Freedom of the press on university campuses explained
While covering protests is always chaotic and comes with risks, experts say student journalists being threatened with arrest is unusual and concerning. Attempts to stop them from doing their jobs harm the public's ability to stay informed, experts said.
"Journalists – including student journalists who have been thrust into a national spotlight to cover stories in their communities – must be allowed to cover campus protests without fearing for their safety," said Katherine Jacobsen with the Committee to Protect Journalists.
Columbia University, like many of the universities seeing mass protests, is a private institution, meaning school officials aren’t required to apply First Amendment rights. That includes the freedom of the press, according to Kevin Goldberg, a First Amendment specialist at the Freedom Forum.
“However, any student journalist has the right to be reporting on their community as long as it doesn’t interfere with police doing their jobs,” Goldberg said. “As a reporter you can’t just be there if it means you’re blocking law enforcement or putting the others at risk, but it seems as though (Tuesday) night, people were simply prevented from observing.”

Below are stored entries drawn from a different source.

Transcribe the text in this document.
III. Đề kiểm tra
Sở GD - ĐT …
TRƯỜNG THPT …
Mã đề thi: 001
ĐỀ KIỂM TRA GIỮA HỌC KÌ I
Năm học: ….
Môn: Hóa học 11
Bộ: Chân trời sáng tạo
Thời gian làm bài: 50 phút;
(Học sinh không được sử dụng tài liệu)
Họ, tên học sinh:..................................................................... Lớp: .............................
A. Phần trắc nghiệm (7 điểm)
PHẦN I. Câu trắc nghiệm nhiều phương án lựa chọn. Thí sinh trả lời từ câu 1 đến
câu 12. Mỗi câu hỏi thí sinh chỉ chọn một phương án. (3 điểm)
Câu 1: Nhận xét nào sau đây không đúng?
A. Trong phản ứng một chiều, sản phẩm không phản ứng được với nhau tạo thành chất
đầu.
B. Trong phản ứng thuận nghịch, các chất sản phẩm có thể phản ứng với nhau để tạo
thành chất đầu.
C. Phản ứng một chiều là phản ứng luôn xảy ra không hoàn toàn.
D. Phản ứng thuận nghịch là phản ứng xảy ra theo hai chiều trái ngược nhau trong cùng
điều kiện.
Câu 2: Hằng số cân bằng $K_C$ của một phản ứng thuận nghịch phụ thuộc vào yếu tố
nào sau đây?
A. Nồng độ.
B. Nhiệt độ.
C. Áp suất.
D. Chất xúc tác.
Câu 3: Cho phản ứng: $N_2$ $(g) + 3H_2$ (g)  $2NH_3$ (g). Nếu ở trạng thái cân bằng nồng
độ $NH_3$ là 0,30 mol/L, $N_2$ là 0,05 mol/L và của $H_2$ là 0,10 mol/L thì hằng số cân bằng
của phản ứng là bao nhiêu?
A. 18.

Student journalists often report from protests where law enforcement is present. But the situation at Columbia was especially “unfortunate” given the university’s prestigious journalism school, Goldberg said.
“The school is supposed to have one of the top journalism programs in the country. Traditionally, it’s been an incredible atmosphere for free speech,” he said. “I think this is out of character and very unfortunate.”
University spokespeople did not respond to a request for comment from USA TODAY about the treatment of student journalists on campus.
The Student Law Press Center is tracking freedom of the press disruptions by police or administrators during the protests. The group has found several cases where student journalists were blocked from reporting on the Pro-Palestinian protests, including at the University of Southern California, University of California at Los Angeles, Northwestern and Princeton, Josh Moore, an assistant director at the organization, said in an email to USA TODAY.
Other than those reports, “student journalists seem to be largely steering clear of trouble while doing their work,” said Mike Hiestand, senior legal counsel for Student Press Law Center.
Officials from the Student Press Law Center urged "administrators and law enforcement to work directly with student journalists to ensure they can safely and responsibly report on the historic events unfolding across the country.”
“Now is the time to strengthen our commitment to the student press, not sideline or undermine it.”